Sjarief mengatakan, budidaya magot yang memanfaatkan limbah organik juga berdampak baik bagi lingkungan. Cara ini dapat menjadi salah satu pilihan untuk mengatasi permasalahan sampah. Tak hanya itu, hasilnya dapat menjadi pendapatan sampingan bagi pembudidaya ikan.
"Telur magot, pupa, pupuk organik cair, dan kompos yang dihasilkan dari budidaya magot dapat digunakan sendiri ataupun dijual sebagai pendapatan tambahan bagi kita. Jadi, sebetulnya budidaya magot ini bisa memberikan banyak manfaat," pungkasnya.
Untuk itu, ia mendorong BP3 Tegal agar bekerja sama dengan pemerintah daerah setempat seperti Dinas Kelautan dan Perikanan, Dinas Lingkungan Hidup, serta Dinas Kebersihan dan Pertamanan untuk menyalurkan kumpulan sampah dari pasar ke para pembudidaya magot. Dengan begitu, bahan baku magot pun dapat terus berkelanjutan.
Saksikan video pilihan berikut ini:
Integrasi
Produksi magot sebagai pakan alternatif ini sejalan dengan amanat Presiden Joko Widodo kepada Menteri Kelautan dan Perikanan Edhy Prabowo untuk mengembangkan perikanan budidaya. Sjarief mengatakan, produksi magot menjadi salah satu langkah untuk menciptakan kawasan budidaya terintegrasi di berbagai daerah ke depan.
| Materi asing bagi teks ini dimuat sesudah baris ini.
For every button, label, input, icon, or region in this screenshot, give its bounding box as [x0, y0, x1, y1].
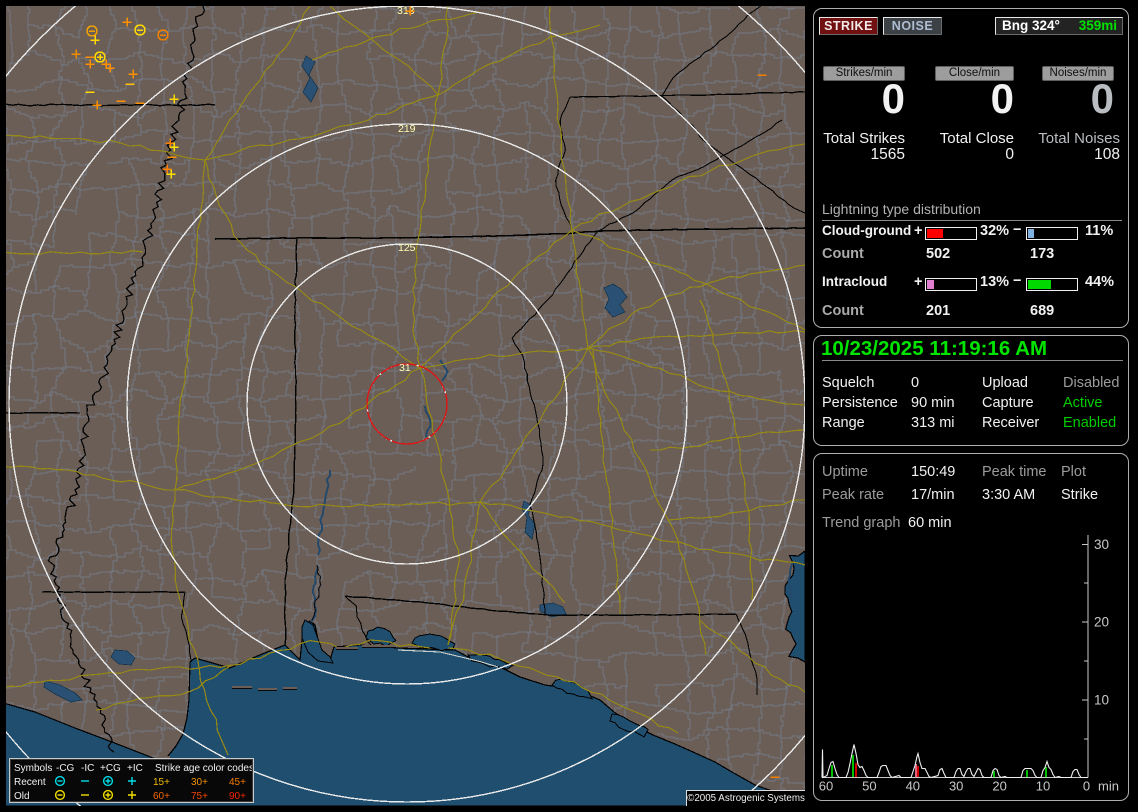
- svg-text:20: 20: [1094, 615, 1109, 630]
- svg-text:Recent: Recent: [14, 777, 46, 788]
- svg-text:45+: 45+: [229, 777, 246, 788]
- svg-text:Symbols: Symbols: [14, 763, 52, 774]
- svg-text:min: min: [1098, 779, 1119, 794]
- svg-text:0: 0: [1083, 779, 1090, 794]
- svg-text:30: 30: [1094, 537, 1109, 552]
- svg-text:31: 31: [399, 362, 411, 374]
- svg-text:219: 219: [398, 123, 416, 135]
- svg-text:15+: 15+: [153, 777, 170, 788]
- svg-text:30: 30: [949, 779, 963, 794]
- svg-text:60: 60: [819, 779, 833, 794]
- svg-text:10: 10: [1094, 693, 1109, 708]
- svg-text:60+: 60+: [153, 791, 170, 802]
- svg-text:50: 50: [862, 779, 876, 794]
- svg-text:-IC: -IC: [81, 763, 94, 774]
- svg-text:125: 125: [398, 242, 416, 254]
- svg-text:40: 40: [906, 779, 920, 794]
- svg-text:Old: Old: [14, 791, 30, 802]
- svg-text:20: 20: [992, 779, 1006, 794]
- svg-text:75+: 75+: [191, 791, 208, 802]
- svg-text:+CG: +CG: [100, 763, 121, 774]
- svg-text:90+: 90+: [229, 791, 246, 802]
- svg-text:30+: 30+: [191, 777, 208, 788]
- svg-text:-CG: -CG: [56, 763, 75, 774]
- svg-text:+IC: +IC: [127, 763, 143, 774]
- svg-text:10: 10: [1036, 779, 1050, 794]
- svg-text:Strike age color codes: Strike age color codes: [155, 763, 253, 774]
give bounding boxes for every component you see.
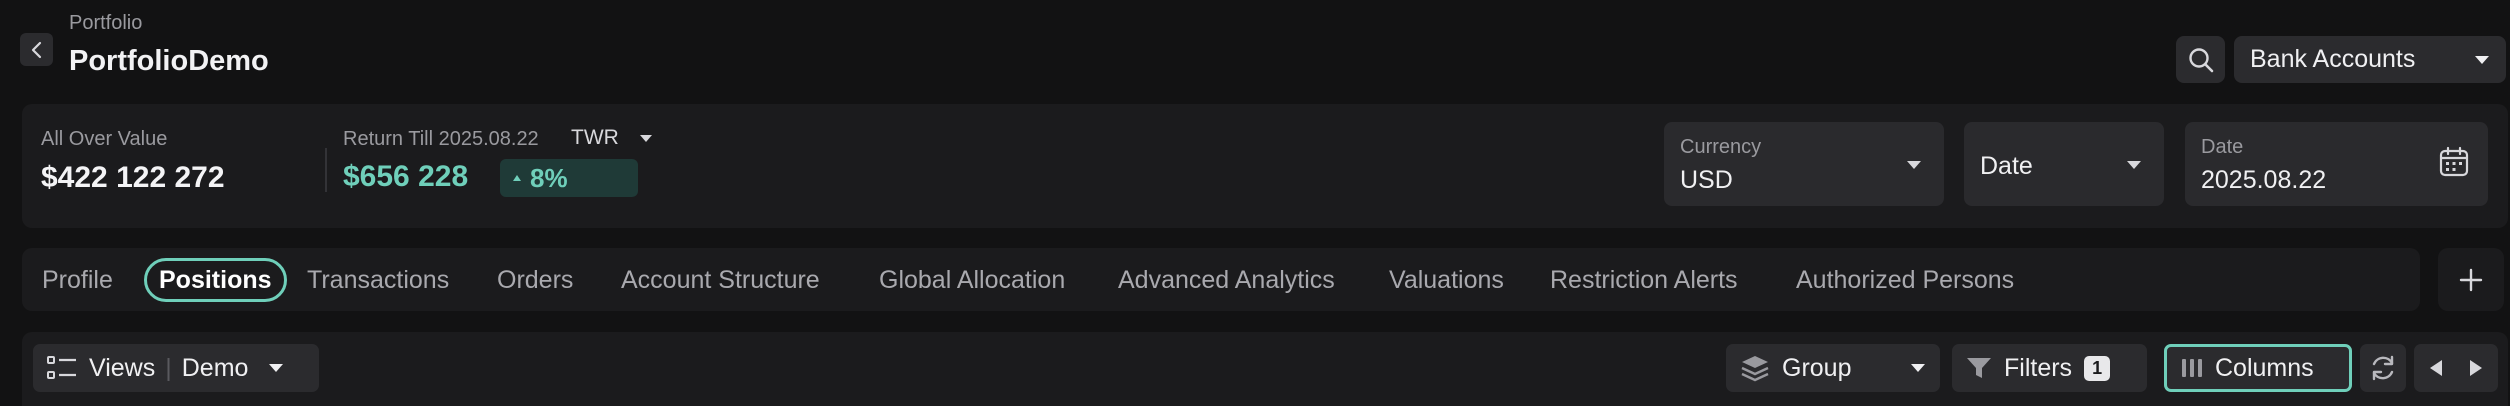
caret-down-icon	[1911, 364, 1925, 372]
return-label: Return Till 2025.08.22	[343, 128, 539, 150]
back-button[interactable]	[20, 33, 53, 66]
filter-icon	[1967, 358, 1991, 378]
list-icon	[47, 356, 76, 379]
arrow-right-icon[interactable]	[2469, 359, 2483, 377]
tab-authorized-persons[interactable]: Authorized Persons	[1796, 258, 2014, 302]
date-type-value: Date	[1980, 152, 2033, 180]
scroll-nav-group	[2414, 344, 2498, 392]
tab-global-allocation[interactable]: Global Allocation	[879, 258, 1065, 302]
tab-positions[interactable]: Positions	[144, 258, 287, 302]
arrow-left-icon[interactable]	[2429, 359, 2443, 377]
views-value: Demo	[181, 353, 249, 382]
views-label: Views	[89, 353, 156, 382]
add-tab-button[interactable]	[2438, 248, 2504, 311]
columns-label: Columns	[2215, 353, 2314, 382]
plus-icon	[2459, 268, 2483, 291]
currency-select[interactable]: Currency USD	[1664, 122, 1944, 206]
return-percent: 8%	[530, 162, 568, 193]
date-label: Date	[2201, 136, 2244, 158]
filters-label: Filters	[2004, 353, 2073, 382]
summary-divider	[325, 148, 327, 192]
group-label: Group	[1782, 353, 1852, 382]
tab-valuations[interactable]: Valuations	[1389, 258, 1504, 302]
chevron-left-icon	[31, 41, 41, 58]
layers-icon	[1741, 356, 1769, 382]
return-value: $656 228	[343, 160, 469, 193]
breadcrumb: Portfolio	[69, 12, 143, 34]
tab-restriction-alerts[interactable]: Restriction Alerts	[1550, 258, 1738, 302]
caret-down-icon	[2475, 55, 2489, 64]
caret-down-icon	[1907, 161, 1921, 169]
tab-transactions[interactable]: Transactions	[307, 258, 449, 302]
group-select[interactable]: Group	[1726, 344, 1940, 392]
calendar-icon	[2439, 146, 2469, 177]
views-select[interactable]: Views | Demo	[33, 344, 319, 392]
columns-button[interactable]: Columns	[2164, 344, 2352, 392]
account-type-select[interactable]: Bank Accounts	[2234, 36, 2506, 83]
filters-count-badge: 1	[2084, 355, 2111, 381]
account-type-value: Bank Accounts	[2250, 45, 2416, 73]
date-picker[interactable]: Date 2025.08.22	[2185, 122, 2488, 206]
date-value: 2025.08.22	[2201, 166, 2327, 194]
tab-bar: Profile Positions Transactions Orders Ac…	[22, 248, 2420, 311]
date-type-select[interactable]: Date	[1964, 122, 2164, 206]
search-button[interactable]	[2176, 36, 2225, 83]
tab-profile[interactable]: Profile	[42, 258, 113, 302]
caret-down-icon	[2127, 161, 2141, 169]
caret-down-icon	[269, 364, 284, 372]
arrow-up-icon	[513, 175, 521, 181]
caret-down-icon	[639, 134, 652, 142]
portfolio-summary: All Over Value $422 122 272 Return Till …	[22, 104, 2508, 228]
currency-value: USD	[1680, 166, 1733, 194]
all-over-value: $422 122 272	[41, 161, 225, 194]
all-over-value-label: All Over Value	[41, 128, 168, 150]
return-percent-badge: 8%	[500, 159, 638, 197]
views-separator: |	[165, 353, 172, 382]
return-method-select[interactable]: TWR	[571, 126, 653, 150]
page-title: PortfolioDemo	[69, 45, 269, 77]
return-method-value: TWR	[571, 126, 619, 149]
tab-advanced-analytics[interactable]: Advanced Analytics	[1118, 258, 1335, 302]
refresh-icon	[2372, 355, 2394, 381]
tab-account-structure[interactable]: Account Structure	[621, 258, 820, 302]
currency-label: Currency	[1680, 136, 1762, 158]
tab-orders[interactable]: Orders	[497, 258, 573, 302]
filters-button[interactable]: Filters 1	[1952, 344, 2147, 392]
search-icon	[2188, 47, 2213, 72]
refresh-button[interactable]	[2360, 344, 2406, 392]
positions-toolbar: Views | Demo Group Filters 1 Columns	[22, 332, 2508, 406]
columns-icon	[2182, 359, 2202, 377]
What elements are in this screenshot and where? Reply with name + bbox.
"Jadi nanti ada kluster hatchery, produksi magot, pembesaran, dan pengolahan ikan di setiap wilayah. Sehingga keseluruhan kluster ini akan menjadi kawasan yang mandiri," pungkasnya.
Sebagai informasi, melalui Balai Pelatihan dan Penyuluhan Perikanan (BP3) Tegal dan bekerjasama dengan Komisi IV DPR RI, KKP menyelenggarakan pelatihan budidaya magot bagi masyarakat Kab. Indramayu, Jawa Barat, pada 21-22 September 2020. Pelatihan diikuti oleh 100 peserta yang mayoritas merupakan pembudidaya ikan lele dan nila setempat.
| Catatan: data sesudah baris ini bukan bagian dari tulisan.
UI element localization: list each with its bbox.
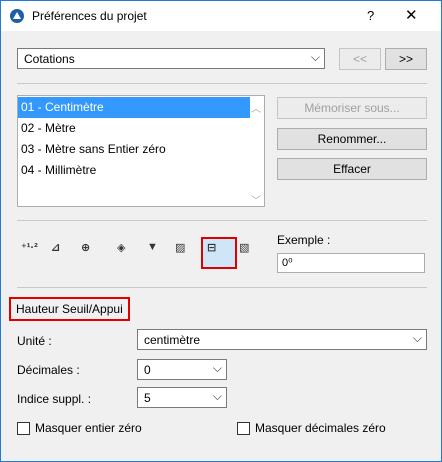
dimension-type-toolbar: ⁺¹·² ⊿ ⊕ ◈ ▼ ▨ ⊟ ▧ bbox=[21, 241, 261, 267]
sill-height-dimension-icon[interactable]: ⊟ bbox=[207, 241, 216, 267]
chevron-down-icon: ⌵ bbox=[212, 389, 222, 403]
section-title: Hauteur Seuil/Appui bbox=[9, 297, 130, 321]
divider bbox=[17, 83, 427, 84]
extra-index-select[interactable]: 5 ⌵ bbox=[137, 387, 227, 408]
divider bbox=[17, 287, 427, 288]
area-dimension-icon[interactable]: ▧ bbox=[239, 241, 249, 267]
hide-integer-zero-label[interactable]: Masquer entier zéro bbox=[35, 421, 142, 435]
rename-button[interactable]: Renommer... bbox=[277, 128, 427, 150]
hide-decimal-zero-checkbox[interactable] bbox=[237, 422, 250, 435]
help-button[interactable]: ? bbox=[367, 8, 374, 23]
hide-integer-zero-checkbox[interactable] bbox=[17, 422, 30, 435]
hide-decimal-zero-label[interactable]: Masquer décimales zéro bbox=[255, 421, 386, 435]
app-icon bbox=[10, 9, 24, 23]
delete-button[interactable]: Effacer bbox=[277, 158, 427, 180]
divider bbox=[17, 220, 427, 221]
presets-list[interactable]: 01 - Centimètre 02 - Mètre 03 - Mètre sa… bbox=[17, 95, 265, 207]
category-select[interactable]: Cotations ⌵ bbox=[17, 48, 325, 69]
list-item[interactable]: 04 - Millimètre bbox=[18, 160, 250, 181]
next-button[interactable]: >> bbox=[385, 48, 427, 70]
radial-dimension-icon[interactable]: ⊕ bbox=[81, 241, 90, 267]
list-item[interactable]: 02 - Mètre bbox=[18, 118, 250, 139]
category-select-value: Cotations bbox=[24, 52, 75, 66]
decimals-select-value: 0 bbox=[144, 363, 151, 377]
elevation-dimension-icon[interactable]: ▼ bbox=[147, 241, 158, 267]
level-dimension-icon[interactable]: ◈ bbox=[117, 241, 125, 267]
save-as-button[interactable]: Mémoriser sous... bbox=[277, 97, 427, 119]
extra-index-select-value: 5 bbox=[144, 391, 151, 405]
angular-dimension-icon[interactable]: ⊿ bbox=[51, 241, 60, 267]
unit-select[interactable]: centimètre ⌵ bbox=[137, 329, 427, 350]
window-title: Préférences du projet bbox=[32, 9, 147, 23]
unit-select-value: centimètre bbox=[144, 333, 201, 347]
extra-index-label: Indice suppl. : bbox=[17, 392, 92, 406]
list-item[interactable]: 01 - Centimètre bbox=[18, 97, 250, 118]
preferences-dialog: Préférences du projet ? ✕ Cotations ⌵ <<… bbox=[0, 0, 442, 462]
example-preview: 0⁰ bbox=[277, 253, 425, 273]
chevron-down-icon: ⌵ bbox=[310, 50, 320, 64]
scroll-down-icon[interactable]: ﹀ bbox=[251, 192, 261, 207]
linear-dimension-icon[interactable]: ⁺¹·² bbox=[21, 241, 38, 267]
title-bar: Préférences du projet ? ✕ bbox=[1, 1, 441, 31]
list-item[interactable]: 03 - Mètre sans Entier zéro bbox=[18, 139, 250, 160]
previous-button[interactable]: << bbox=[339, 48, 381, 70]
scroll-up-icon[interactable]: ︿ bbox=[251, 100, 261, 115]
chevron-down-icon: ⌵ bbox=[412, 331, 422, 345]
decimals-label: Décimales : bbox=[17, 363, 80, 377]
close-button[interactable]: ✕ bbox=[405, 6, 418, 24]
example-label: Exemple : bbox=[277, 233, 331, 247]
door-window-dimension-icon[interactable]: ▨ bbox=[175, 241, 185, 267]
unit-label: Unité : bbox=[17, 334, 52, 348]
decimals-select[interactable]: 0 ⌵ bbox=[137, 359, 227, 380]
chevron-down-icon: ⌵ bbox=[212, 361, 222, 375]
Di saat yang bersamaan, BP3 Ambon turut menyelenggarakan pelatihan membuat pakan ikan buatan bagi masyarakat dari 34 provinsi di seluruh Indonesia. Sebanyak 298 peserta mengikuti pelatihan ini secara daring.
Lalu guna meningkatkan kapasitas para penyuluh perikanan, KKP melalui BP3 Medan juga menggelar pelatihan teknis penangkapan ikan bagi 111 penyuluh perikanan bantu (PPB) pada 21-26 September 2020. Melalui kegiatan ini, para peserta akan diberikan wawasan dan keterampilan tentang perkembangan ilmu dan teknologi dalam budidaya.
Ke depan, KKP akan terus menggelar berbagai pelatihan, baik bagi masyarakat maupun penyuluh, guna membangkitkan ekonomi nasional melalui sektor kelautan dan perikanan.